Ascoltando la registrazione del discorso di Posen, tuttavia, si scopre che Himmler parlò – con toni neppure troppo invasati, per gli standard delle SS – di una pagina gloriosa “da non menzionare mai”. Niemals zu nennendes, non niemals zu schreibendes. Un invito alla disciplina del segreto, considerati i rischi dell’operazione, più che un anatema alle generazioni di storici futuri. Come siano andate le cose tra gli appunti manoscritti di Himmler, le trascrizioni e le traduzioni per far nascere questa discrepanza è materia appunto degli storici, e di certo qualcuno se n’è già occupato. Io posso fare solo qualche congettura sul perché ci siamo tenuti cara la lectio più tronfia e solenne, così carica di un sacro blasfemo.

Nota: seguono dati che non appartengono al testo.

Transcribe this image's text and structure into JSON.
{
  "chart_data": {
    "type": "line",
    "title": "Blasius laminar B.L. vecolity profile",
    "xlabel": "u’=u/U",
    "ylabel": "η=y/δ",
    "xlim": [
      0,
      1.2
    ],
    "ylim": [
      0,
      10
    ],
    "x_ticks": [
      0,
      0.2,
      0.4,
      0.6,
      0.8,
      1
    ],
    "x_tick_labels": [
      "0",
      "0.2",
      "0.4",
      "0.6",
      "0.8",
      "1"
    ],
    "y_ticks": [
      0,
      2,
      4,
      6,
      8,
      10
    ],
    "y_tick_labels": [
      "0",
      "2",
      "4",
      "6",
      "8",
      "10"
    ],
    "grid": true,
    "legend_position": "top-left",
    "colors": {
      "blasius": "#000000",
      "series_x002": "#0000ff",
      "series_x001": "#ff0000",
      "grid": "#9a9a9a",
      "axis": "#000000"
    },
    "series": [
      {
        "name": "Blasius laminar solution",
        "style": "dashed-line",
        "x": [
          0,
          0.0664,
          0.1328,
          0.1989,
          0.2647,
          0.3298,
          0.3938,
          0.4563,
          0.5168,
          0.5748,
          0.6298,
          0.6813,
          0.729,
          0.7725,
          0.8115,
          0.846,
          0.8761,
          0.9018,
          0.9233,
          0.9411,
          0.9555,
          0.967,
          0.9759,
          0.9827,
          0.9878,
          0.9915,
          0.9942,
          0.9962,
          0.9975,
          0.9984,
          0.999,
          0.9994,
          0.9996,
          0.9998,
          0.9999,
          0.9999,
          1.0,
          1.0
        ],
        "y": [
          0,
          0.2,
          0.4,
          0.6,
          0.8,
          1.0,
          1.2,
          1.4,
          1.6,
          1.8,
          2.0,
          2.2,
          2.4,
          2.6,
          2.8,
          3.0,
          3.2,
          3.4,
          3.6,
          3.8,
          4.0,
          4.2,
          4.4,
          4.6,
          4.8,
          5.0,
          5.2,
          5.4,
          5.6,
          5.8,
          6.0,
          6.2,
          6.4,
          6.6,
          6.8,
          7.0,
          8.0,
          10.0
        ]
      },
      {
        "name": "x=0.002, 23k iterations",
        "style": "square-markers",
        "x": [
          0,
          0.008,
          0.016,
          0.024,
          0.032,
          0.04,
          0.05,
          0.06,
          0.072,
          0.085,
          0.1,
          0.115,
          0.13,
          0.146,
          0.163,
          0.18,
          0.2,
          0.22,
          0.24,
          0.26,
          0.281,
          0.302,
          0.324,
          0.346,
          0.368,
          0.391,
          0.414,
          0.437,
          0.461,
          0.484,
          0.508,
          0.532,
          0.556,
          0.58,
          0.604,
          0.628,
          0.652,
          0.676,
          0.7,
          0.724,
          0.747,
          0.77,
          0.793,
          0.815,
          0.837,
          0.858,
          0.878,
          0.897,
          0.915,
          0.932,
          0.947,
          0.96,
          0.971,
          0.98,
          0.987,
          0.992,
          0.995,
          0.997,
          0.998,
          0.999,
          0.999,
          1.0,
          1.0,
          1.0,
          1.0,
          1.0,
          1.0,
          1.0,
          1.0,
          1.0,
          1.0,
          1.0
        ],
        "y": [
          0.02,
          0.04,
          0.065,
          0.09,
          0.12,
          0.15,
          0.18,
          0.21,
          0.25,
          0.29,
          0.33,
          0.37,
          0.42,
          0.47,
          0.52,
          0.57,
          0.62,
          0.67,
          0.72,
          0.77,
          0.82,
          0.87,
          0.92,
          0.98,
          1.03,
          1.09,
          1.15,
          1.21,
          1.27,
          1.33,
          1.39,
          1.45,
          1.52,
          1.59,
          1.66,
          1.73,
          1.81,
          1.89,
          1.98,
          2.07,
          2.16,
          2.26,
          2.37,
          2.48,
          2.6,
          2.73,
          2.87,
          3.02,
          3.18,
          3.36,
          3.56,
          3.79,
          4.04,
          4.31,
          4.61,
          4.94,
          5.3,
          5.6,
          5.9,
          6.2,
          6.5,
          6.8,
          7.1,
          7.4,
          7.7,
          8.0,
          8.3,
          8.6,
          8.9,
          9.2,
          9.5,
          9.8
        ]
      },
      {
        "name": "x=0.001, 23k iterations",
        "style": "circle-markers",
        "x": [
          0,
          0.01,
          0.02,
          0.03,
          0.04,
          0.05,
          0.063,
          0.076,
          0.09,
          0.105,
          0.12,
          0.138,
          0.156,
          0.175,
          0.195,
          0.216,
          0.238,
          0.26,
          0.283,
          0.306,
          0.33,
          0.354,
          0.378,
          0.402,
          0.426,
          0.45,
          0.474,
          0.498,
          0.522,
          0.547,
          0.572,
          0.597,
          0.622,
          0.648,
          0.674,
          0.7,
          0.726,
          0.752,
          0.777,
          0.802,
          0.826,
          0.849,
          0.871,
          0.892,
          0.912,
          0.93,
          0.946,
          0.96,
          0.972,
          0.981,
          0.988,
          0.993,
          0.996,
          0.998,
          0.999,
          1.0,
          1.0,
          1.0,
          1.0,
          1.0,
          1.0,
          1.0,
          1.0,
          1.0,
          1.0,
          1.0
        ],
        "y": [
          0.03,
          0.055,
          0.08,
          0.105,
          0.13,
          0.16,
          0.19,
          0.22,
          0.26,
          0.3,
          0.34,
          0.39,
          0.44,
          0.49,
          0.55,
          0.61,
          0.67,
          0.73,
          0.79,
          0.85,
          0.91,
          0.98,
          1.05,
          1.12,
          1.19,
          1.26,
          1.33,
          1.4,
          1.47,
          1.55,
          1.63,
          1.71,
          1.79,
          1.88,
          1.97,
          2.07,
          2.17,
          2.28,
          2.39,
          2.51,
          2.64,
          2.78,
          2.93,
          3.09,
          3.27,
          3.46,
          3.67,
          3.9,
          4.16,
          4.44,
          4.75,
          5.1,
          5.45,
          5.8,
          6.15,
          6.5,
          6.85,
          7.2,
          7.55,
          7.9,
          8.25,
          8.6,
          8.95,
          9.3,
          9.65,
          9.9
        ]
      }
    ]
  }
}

Nei giorni seguiti alla morte di Elie Wiesel, mentre sfogliavo quel che di lui ho collezionato nel tempo, mi sono ritrovato per le mani un vecchio numero di Judaism, la rivista dell’American Jewish Congress. Uscito nell’estate 1967, ospitava un simposio sull’ebraismo dopo la Shoah tra Elie Wiesel, George Steiner, Emil Fackenheim e Richard Popkin. Nel dibattito seguito alle relazioni, Wiesel domandava: “Perché pensiamo all’Olocausto con vergogna? Perché non lo rivendichiamo come un capitolo glorioso della nostra storia eterna?”. E aggiungeva: “Forse questo dovrebbe essere il compito degli educatori e dei filosofi ebrei: riconsiderare l’evento come una fonte di orgoglio”. Badando al contesto storico della fine degli anni Sessanta in America e in Israele si può spiegare in molti modi quel ribaltamento della vergogna in orgoglio; ma è proprio al contesto storico, a qualunque contesto storico, che Wiesel voleva strappare l’Evento, nonché al linguaggio stesso, perché “non si può parlare dell’inizio e della fine del mondo”. Un capitolo glorioso della nostra storia eterna, ossia di quella storia sacra che non riguarda gli storici. Ancora: “In principio era l’Olocausto”, glorioso e indicibile.
Non c’è nessun nesso diretto, nessuna simmetria, nessuna equivalenza e soprattutto nessuna “zona grigia” tra le parole – pur così simili nella veste esteriore – di Himmler e di Wiesel, che appartengono a due mondi morali incommensurabili. Ma, credo, se abbiamo preferito la variante delle parole di Himmler improntata a una grandeur pacchiana anziché quella che lascia intravedere la meschinità del calcolo politico, è anche perché sembrava consonare meglio con le teologie della Shoah alla Wiesel, da allora così influenti nel discorso pubblico. Non diversamente lo Hier ist kein Warum, “qui non c’è perché”, il rimbrotto spazientito di una SS a un deportato riferito da Primo Levi, è stato adottato come insegna dell’inspiegabilità della Shoah, o addirittura – è il caso di Claude Lanzmann – del divieto assoluto di spiegarla.